Reading Matters: Ask Polly

(In which the writer finally sees the importance of kindness in this “fucked up stupid world”, talks to Heather Havrilevsky through her advice column, Ask Polly and remembers an eventful week in France).

Kindness

My adoptive parents were extraordinarily kind.

I am crying writing this because it has taken me so long to accept this as a positive.

In the past, I have dismissed kindness as weakness – all hope here that kindness is a good thing, finally snuffed out by the contribution of an ex-lover who would say to his friends how kind I was and then left me.

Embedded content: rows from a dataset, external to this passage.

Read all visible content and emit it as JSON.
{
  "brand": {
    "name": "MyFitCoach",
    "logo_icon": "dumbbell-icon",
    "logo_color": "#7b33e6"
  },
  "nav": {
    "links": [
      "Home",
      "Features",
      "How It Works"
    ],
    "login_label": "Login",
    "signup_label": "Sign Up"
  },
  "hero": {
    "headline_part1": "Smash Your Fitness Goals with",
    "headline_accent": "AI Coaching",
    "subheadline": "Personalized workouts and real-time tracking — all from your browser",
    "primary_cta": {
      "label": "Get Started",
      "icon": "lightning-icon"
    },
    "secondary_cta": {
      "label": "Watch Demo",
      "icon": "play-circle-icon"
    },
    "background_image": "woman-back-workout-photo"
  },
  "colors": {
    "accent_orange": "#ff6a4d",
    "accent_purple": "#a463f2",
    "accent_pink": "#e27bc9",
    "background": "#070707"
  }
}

But, now I say, if we lose kindness and compassion then what hope is there for this world ?

Ask Polly

This week, I found letters to Heather Havrilevsky (aka Ask Polly) –  a weekly advice column in the New York magazine The Cut of great interest

The replies from Polly to restless seekers have become of interest to me like  “a rising tide that lifts the boat”.

And here’s why.

Responding to a 36 year old man frightened to embrace change for fear of losing his way and who asks Polly

” how do you distinguish the passing day dreams from the ones you change your life for?”

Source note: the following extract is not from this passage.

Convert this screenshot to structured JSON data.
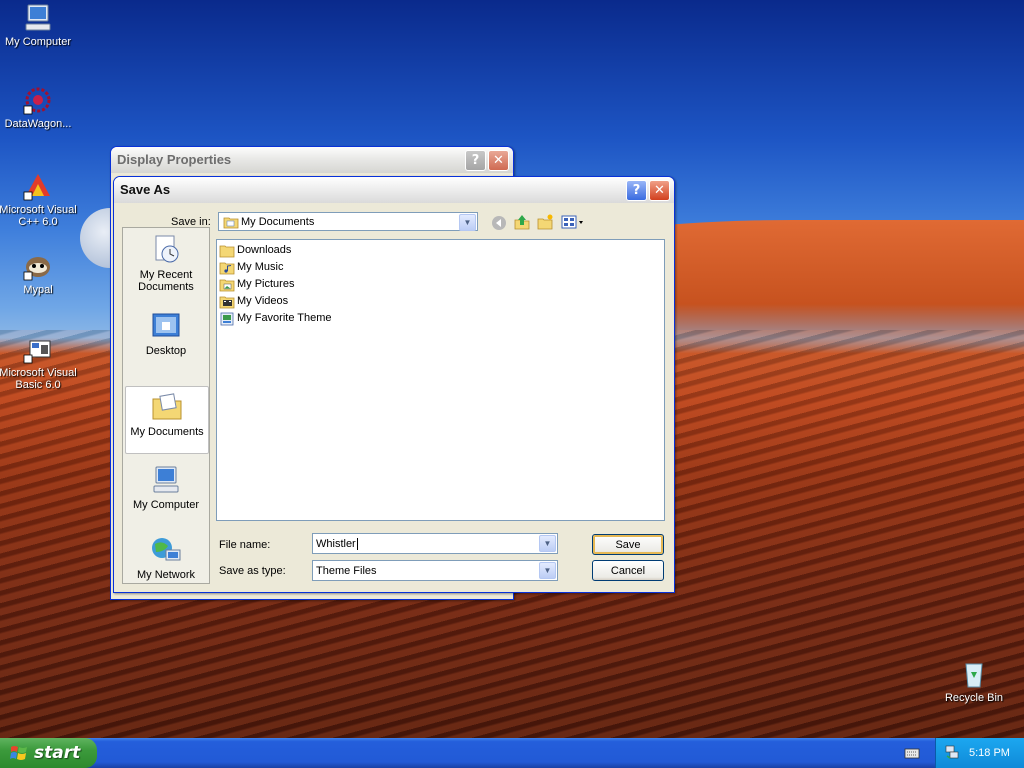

(extract from “I’m broke and I hate my job”)

Heather answers:

“I’m a firm believer in longing and day dreams. I think when you’re melancholy about your life its not just crucial to notice that but its an enormous waste of a life not to notice it and address it.”

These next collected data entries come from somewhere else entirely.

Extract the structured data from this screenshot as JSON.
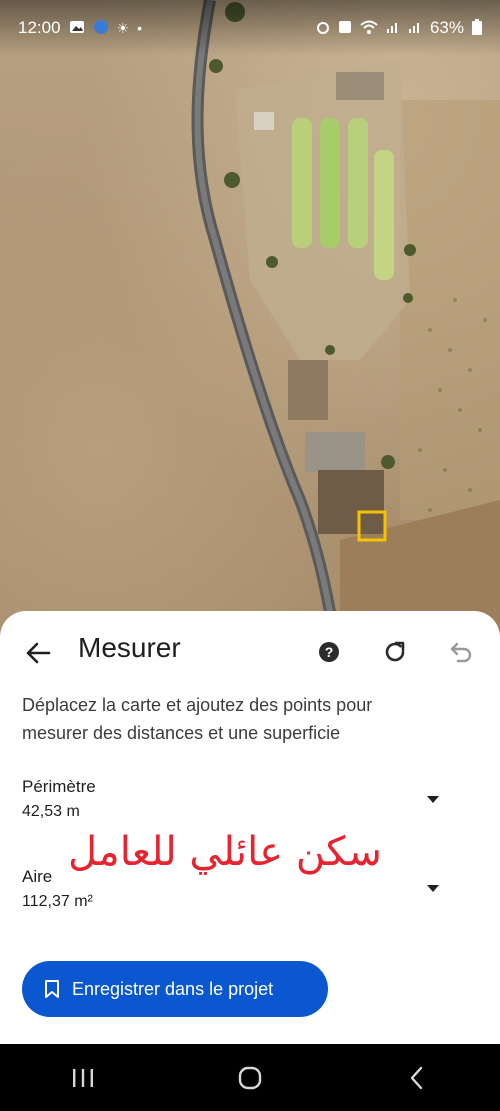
{
  "status_bar": {
    "time": "12:00",
    "battery": "63%",
    "left_icons": [
      "gallery-icon",
      "app-icon",
      "sun-icon",
      "dot-icon"
    ],
    "right_icons": [
      "alarm-icon",
      "nfc-icon",
      "wifi-icon",
      "signal-icon",
      "signal-icon",
      "battery-icon"
    ]
  },
  "sheet": {
    "title": "Mesurer",
    "instructions": "Déplacez la carte et ajoutez des points pour mesurer des distances et une superficie",
    "perimeter": {
      "label": "Périmètre",
      "value": "42,53 m"
    },
    "area": {
      "label": "Aire",
      "value": "112,37 m²"
    },
    "overlay_text": "سكن عائلي للعامل",
    "save_button_label": "Enregistrer dans le projet"
  },
  "colors": {
    "accent": "#0b57d0",
    "overlay_text": "#e8232f",
    "measure_outline": "#f5c400"
  }
}
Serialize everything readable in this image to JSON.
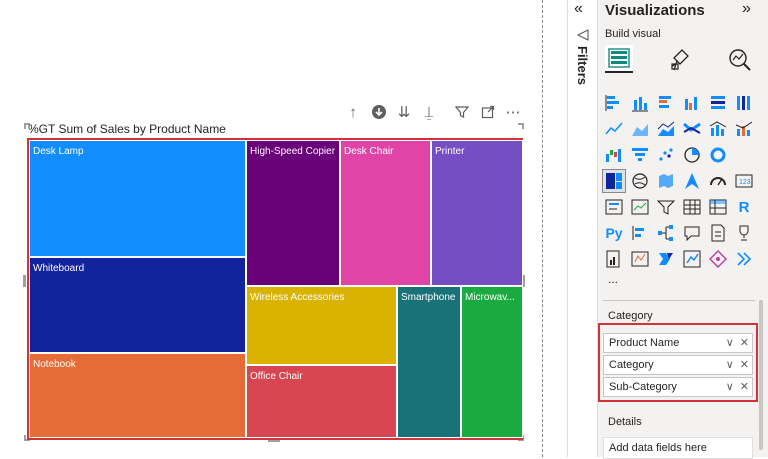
{
  "visual": {
    "title": "%GT Sum of Sales by Product Name"
  },
  "treemap": {
    "tiles": [
      {
        "label": "Desk Lamp",
        "color": "#118dff"
      },
      {
        "label": "Whiteboard",
        "color": "#12239e"
      },
      {
        "label": "Notebook",
        "color": "#e66c37"
      },
      {
        "label": "High-Speed Copier",
        "color": "#6b007b"
      },
      {
        "label": "Desk Chair",
        "color": "#e044a7"
      },
      {
        "label": "Printer",
        "color": "#744ec2"
      },
      {
        "label": "Wireless Accessories",
        "color": "#d9b300"
      },
      {
        "label": "Office Chair",
        "color": "#d64550"
      },
      {
        "label": "Smartphone",
        "color": "#197278"
      },
      {
        "label": "Microwav...",
        "color": "#1aab40"
      }
    ]
  },
  "filters": {
    "label": "Filters",
    "collapse_icon": "«"
  },
  "viz_pane": {
    "title": "Visualizations",
    "expand_icon": "»",
    "build_visual": "Build visual",
    "more": "...",
    "category_label": "Category",
    "fields": [
      "Product Name",
      "Category",
      "Sub-Category"
    ],
    "details_label": "Details",
    "add_fields": "Add data fields here"
  },
  "colors": {
    "selection_border": "#d13438",
    "pane_bg": "#f3f2f1",
    "accent": "#118dff"
  }
}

In my book, that’s life calling to you.

Photo: Oliver Jeffers

Intersection with Kindness

And here’s where the whole thing intersects with kindness

“Try squeezing some of your daydreams in with the rest of your life instead. Make a little space for them. Try a few things, take a class, go to a lecture, read a book. Do some new stuff, and prepare to be overwhelmed and afraid when you do it. Prepare to hear, from your bad brain, that you are a joke and a failure. Prepare to fail. Keep trying things anyway. Say to yourself, “This scares me. I hate being bad at things. But I am having an adventure.” Say this over and over. You will keep trying and failing and trying. You will keep working very hard and you will see how that feels. Maybe you’ll discover that you’re bad at most of the things you’re trying. That’s fine! I’m feeling that way about a few of my brand-new pursuits right now. That’s just how it is when you start. Don’t draw hasty conclusions. Don’t use every scrap of evidence against yourself. Keep the faith. Slowly but surely, you figure out if life-changing moves are in order. You will feel your way along, in the dark, until you have a feeling one way or another. You will — slowly, very slowly — learn to trust your instincts and learn to follow your feelings to your truest, deepest desires.”

And here is the most amazing thing: it seems that kindness begins with our self and our own desire

“Have patience, and remember that when you have compassion for your own desire for more, you cultivate your compassion for other people, too — and that includes people who don’t have your advantages, people who have even bigger problems than you have. We should all be aware of the suffering that’s happening elsewhere, and obviously we also need to be painfully aware of the suffering that’s happening right under our noses, in our own country.”

and then

“We have to take responsibility for the state of things. We have to see that we’re all in the same boat, and when some of us feel heartbroken and afraid and angry, we have to be vocal and treat these infractions with the urgency we’d take if they were our close relatives. Because they are. All humans are our close relatives. Your peer group includes every human being on Earth.”

Practise, Practise and Over Again

So the way I see it, we need to be practising deep compassion, kindness on our selves first and have faith that active participation in that kindness every day, every minute of the day will cultivate compassion for the world and our neighbours and in this way can we facilitate change in the world.

And we need something don’t we?  

This one’s for you Father Jacques, I am so sorry for your suffering, you did not deserve this.